La partecipazione come assunto di responsabilità. La famiglia – si dice – è centrale alla vita del Paese. Ma dire che la famiglia è fondamento della società significa ribadire che la famiglia è anche fondamento della persona, della sua identità, della sua esistenza e della sua crescita, del suo equilibrio, e persino della sua autonomia. Ciò significa che la famiglia, per questa sua funzione, è forza sociale e soggetto politico con il quale vanno concretizzate procedure di dialogo, di confronto e di consultazione circa le scelte ideali ed operative, sociali e politiche, in modo particolare attraverso le loro associazioni.
La riorganizzazione dei servizi. I servizi sociali e sanitari nel nostro Paese soffrono di inadeguatezza e non sempre sono in funzione della persona. La pandemia ne sta evidenziando la situazione. I servizi devono andare incontro alle esigenze della persona riferendo i suoi bisogni all’interno della famiglia in cui vive. Da qui la valutazione della volontà esplicita di operare in tal senso, nel rispetto anche delle realtà di base che intendono rispondere concretamente a tali bisogni.
La ridefinizione della politica scolastica ed educative. Il riconoscimento concreto ai genitori e alla famiglia della libertà di educazione e quindi della scelta della scuola – statale o non statale che sia – è condizione non totalmente rispettata. E’ stata introdotta una normativa che, sì, riconosce il diritto delle famiglie alla libera scelta e la funzione pubblica della scuola cosiddetta paritaria, ma di fatto non pone né la famiglia, né la stessa scuola nelle condizioni di poter liberamente operare. Le normative in atto sono fortemente vincolanti e penalizzanti questa libertà: libertà che per essere autentica e concreta deve necessariamente attuare “vera autonomia”– cioè riconoscere che “l’arte e le scienze sono libere e libero ne è l’insegnamento” (art. 33c1) -e concretizzare il dovuto sostegno economico, così come riconosciuto, in virtù della “pari dignità sociale” e “uguaglianza” a ciascun cittadino costituzionalmente riconosciuti (art. 3).
L’attuazione di una politica di solidarietà e di equità fiscale. La famiglia non può essere sempre immolata sull’altare dell’economia. Occorre una politica chiaramente solidaristica che – pur rispettosa degli equilibri economici e produttivi – sappia salvaguardare, al di là e al di fuori delle logiche assistenzialistiche, la possibilità di sostentamento dei nuclei familiari e il loro sviluppo mediante una politica occupazionale e fiscale attenta alla composizione della famiglia e ai carichi che sopporta, di carattere ambientale e psico-fisico.

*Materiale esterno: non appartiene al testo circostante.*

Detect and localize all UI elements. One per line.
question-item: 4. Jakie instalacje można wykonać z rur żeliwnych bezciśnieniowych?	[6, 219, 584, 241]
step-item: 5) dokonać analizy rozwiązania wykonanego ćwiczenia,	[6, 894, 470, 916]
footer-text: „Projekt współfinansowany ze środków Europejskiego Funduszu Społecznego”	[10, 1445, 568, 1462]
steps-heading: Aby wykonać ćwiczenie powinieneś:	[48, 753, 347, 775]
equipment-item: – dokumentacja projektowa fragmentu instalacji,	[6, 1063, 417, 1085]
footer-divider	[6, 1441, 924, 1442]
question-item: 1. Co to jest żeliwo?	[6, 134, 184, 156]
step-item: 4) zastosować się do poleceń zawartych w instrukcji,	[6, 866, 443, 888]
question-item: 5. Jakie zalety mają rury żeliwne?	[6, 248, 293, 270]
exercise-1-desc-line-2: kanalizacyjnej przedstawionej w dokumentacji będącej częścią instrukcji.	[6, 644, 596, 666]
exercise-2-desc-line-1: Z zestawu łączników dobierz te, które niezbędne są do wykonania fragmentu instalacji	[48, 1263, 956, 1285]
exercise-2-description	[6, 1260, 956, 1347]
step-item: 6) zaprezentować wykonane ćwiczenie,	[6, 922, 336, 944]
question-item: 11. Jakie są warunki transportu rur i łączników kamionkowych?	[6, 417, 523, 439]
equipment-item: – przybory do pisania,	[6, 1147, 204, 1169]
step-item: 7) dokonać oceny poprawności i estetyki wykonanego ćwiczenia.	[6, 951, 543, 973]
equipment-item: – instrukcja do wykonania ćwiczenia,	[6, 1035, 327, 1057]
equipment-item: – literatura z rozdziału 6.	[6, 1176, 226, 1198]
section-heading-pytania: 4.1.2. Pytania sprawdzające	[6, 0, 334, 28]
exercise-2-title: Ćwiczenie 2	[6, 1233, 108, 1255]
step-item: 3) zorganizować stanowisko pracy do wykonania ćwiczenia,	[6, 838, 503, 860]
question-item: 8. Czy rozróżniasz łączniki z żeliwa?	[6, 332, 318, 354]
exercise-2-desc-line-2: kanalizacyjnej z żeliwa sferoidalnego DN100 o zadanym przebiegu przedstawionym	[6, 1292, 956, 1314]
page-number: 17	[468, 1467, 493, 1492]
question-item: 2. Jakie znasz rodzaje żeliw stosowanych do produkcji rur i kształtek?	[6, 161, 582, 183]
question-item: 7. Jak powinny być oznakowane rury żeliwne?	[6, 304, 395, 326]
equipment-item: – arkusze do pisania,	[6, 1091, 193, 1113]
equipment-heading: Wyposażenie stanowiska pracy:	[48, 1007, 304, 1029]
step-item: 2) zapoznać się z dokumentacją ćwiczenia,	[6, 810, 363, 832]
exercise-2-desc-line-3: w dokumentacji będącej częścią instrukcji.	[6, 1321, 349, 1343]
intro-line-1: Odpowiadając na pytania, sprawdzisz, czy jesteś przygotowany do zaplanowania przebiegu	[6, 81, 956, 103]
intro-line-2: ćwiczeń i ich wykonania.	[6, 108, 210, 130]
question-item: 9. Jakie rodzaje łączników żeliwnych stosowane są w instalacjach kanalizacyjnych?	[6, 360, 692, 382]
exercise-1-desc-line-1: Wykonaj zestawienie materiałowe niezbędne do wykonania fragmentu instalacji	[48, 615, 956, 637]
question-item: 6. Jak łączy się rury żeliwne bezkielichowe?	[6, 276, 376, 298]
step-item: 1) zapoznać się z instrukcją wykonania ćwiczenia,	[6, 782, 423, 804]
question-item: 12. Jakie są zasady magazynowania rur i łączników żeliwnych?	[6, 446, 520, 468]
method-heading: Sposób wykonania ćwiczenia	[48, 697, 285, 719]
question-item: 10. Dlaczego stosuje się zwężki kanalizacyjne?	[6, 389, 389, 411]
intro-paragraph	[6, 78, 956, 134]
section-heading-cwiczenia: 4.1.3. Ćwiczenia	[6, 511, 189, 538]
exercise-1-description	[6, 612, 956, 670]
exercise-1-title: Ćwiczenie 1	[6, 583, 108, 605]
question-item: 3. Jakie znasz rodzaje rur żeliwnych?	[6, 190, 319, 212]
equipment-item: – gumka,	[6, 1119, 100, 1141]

Negli ultimi anni sembra essersi consolidato un immobilismo improducente: non si è cercato
con la dovuta attenzione – di considerare la de-natalità, il disagio fisico e psichico, la disoccupazione, la solitudine, la povertà, l a malattia, … e ciò sta a dimostrare che c’è tanto, tantissimo da fare. Occorre una maggior determinazione e più serio impegno, non alchimie e litigiosità fuorvianti.
Su questi obiettivi deve ricompattarsi una autentica e concreta promozione culturale, sociale e politica. Il tutto a conseguimento, non di una rendita politica e partitica, bensì di una realizzazione vera del “bene comune”.